The code for the ResultTask and ShuffleMapTask classes is very simple, which is to override the runTask method.

Task deserializes through Task description objects, after obtaining objects such as RDD and partition, creates TaskContextImpl as task context, then executes the run method to run the task, reads iterator data in RDD and processes the data. The run method is actually executed by calling the runTask method overridden by the subclass. The runTask method is overridden in ResultTask and ShuffleMapTask.

1 、 ResultTask

As a direct result of the task, this type of task is finished, and its data does not need to be processed again by the next task. Yes, the mission is the Terminator mission.

Override the runTask method. The core code of the runTask method is as follows:

Override def runTask (context: TaskContext): U = {val ser = SparkEnv.get.closureSerializer.newInstance () val (rdd, func) = ser.deserialize [(RDD [T], (TaskContext, Iterator [T]) = > U)] (ByteBuffer.wrap (taskBinary.value), Thread.currentThread.getContextClassLoader) func (context, rdd.iterator (partition, context))}

Deserialization shows that the data processing function func,func defined in RDD conforms to the format:

(TaskContext, Iterator [T]) = > U

Then execute:

Func (context, rdd.iterator (partition, context))

This method means to poll the data iterator of the rdd partition, fetching one piece of data at a time and performing a func operation. The rewrite part of ResultTask is that simple.

2 、 ShuffleMapTask

Tasks in ShuffleMap format, the execution results of which are to be consumed by the next RDD, so the output data needs to be written out to the Shuffle area. The Shuffle area is described in detail in Partition data Management.

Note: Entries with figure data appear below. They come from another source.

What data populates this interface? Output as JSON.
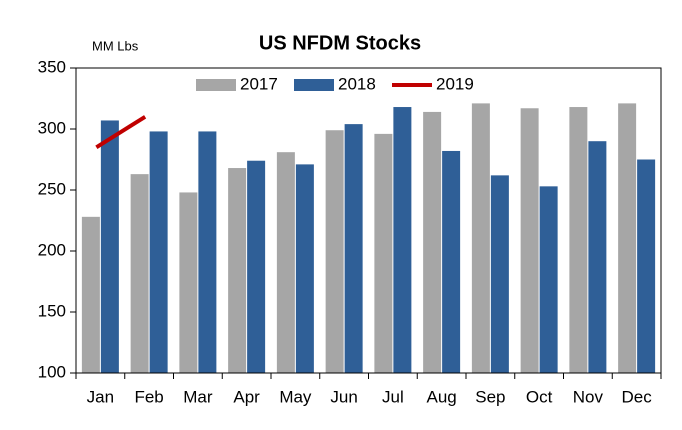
{
  "chart_data": {
    "type": "bar",
    "title": "US NFDM Stocks",
    "y_label": "MM Lbs",
    "categories": [
      "Jan",
      "Feb",
      "Mar",
      "Apr",
      "May",
      "Jun",
      "Jul",
      "Aug",
      "Sep",
      "Oct",
      "Nov",
      "Dec"
    ],
    "series": [
      {
        "name": "2017",
        "type": "bar",
        "color": "#a6a6a6",
        "values": [
          228,
          263,
          248,
          268,
          281,
          299,
          296,
          314,
          321,
          317,
          318,
          321
        ]
      },
      {
        "name": "2018",
        "type": "bar",
        "color": "#2f5f97",
        "values": [
          307,
          298,
          298,
          274,
          271,
          304,
          318,
          282,
          262,
          253,
          290,
          275
        ]
      },
      {
        "name": "2019",
        "type": "line",
        "color": "#c00000",
        "values": [
          285,
          310,
          null,
          null,
          null,
          null,
          null,
          null,
          null,
          null,
          null,
          null
        ]
      }
    ],
    "ylim": [
      100,
      350
    ],
    "yticks": [
      100,
      150,
      200,
      250,
      300,
      350
    ],
    "legend": "top"
  }
}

Override the runTask method. The core code of the runTask method is as follows:

Override def runTask (context: TaskContext): MapStatus = {val ser = SparkEnv.get.closureSerializer.newInstance () val rddAndDep = ser.deserialize [(RDD [_], ShuffleDependency [_, _])] (ByteBuffer.wrap (taskBinary.value), Thread.currentThread.getContextClassLoader) val rdd = rddAndDep._1 val dep = rddAndDep._2 dep.shuffleWriterProcessor.write (rdd, dep, partitionId, context, partition)}

The first half is similar to Result, deserializing to get RDD and partition, as well as dependent partition dep. The data in the rdd is then iterated and written to the dep-dependent shuffle region.

Thank you for reading this article carefully. I hope the article "sample Analysis of tasks in Spark" shared by the editor will be helpful to you. At the same time, I also hope you will support us and pay attention to the industry information channel. More related knowledge is waiting for you to learn!

Welcome to subscribe "Shulou Technology Information " to get latest news, interesting things and hot topics in the IT industry, and controls the hottest and latest Internet news, technology news and IT industry trends.

*The comments in the above article only represent the author's personal views and do not represent the views and positions of this website. If you have more insights, please feel free to contribute and share.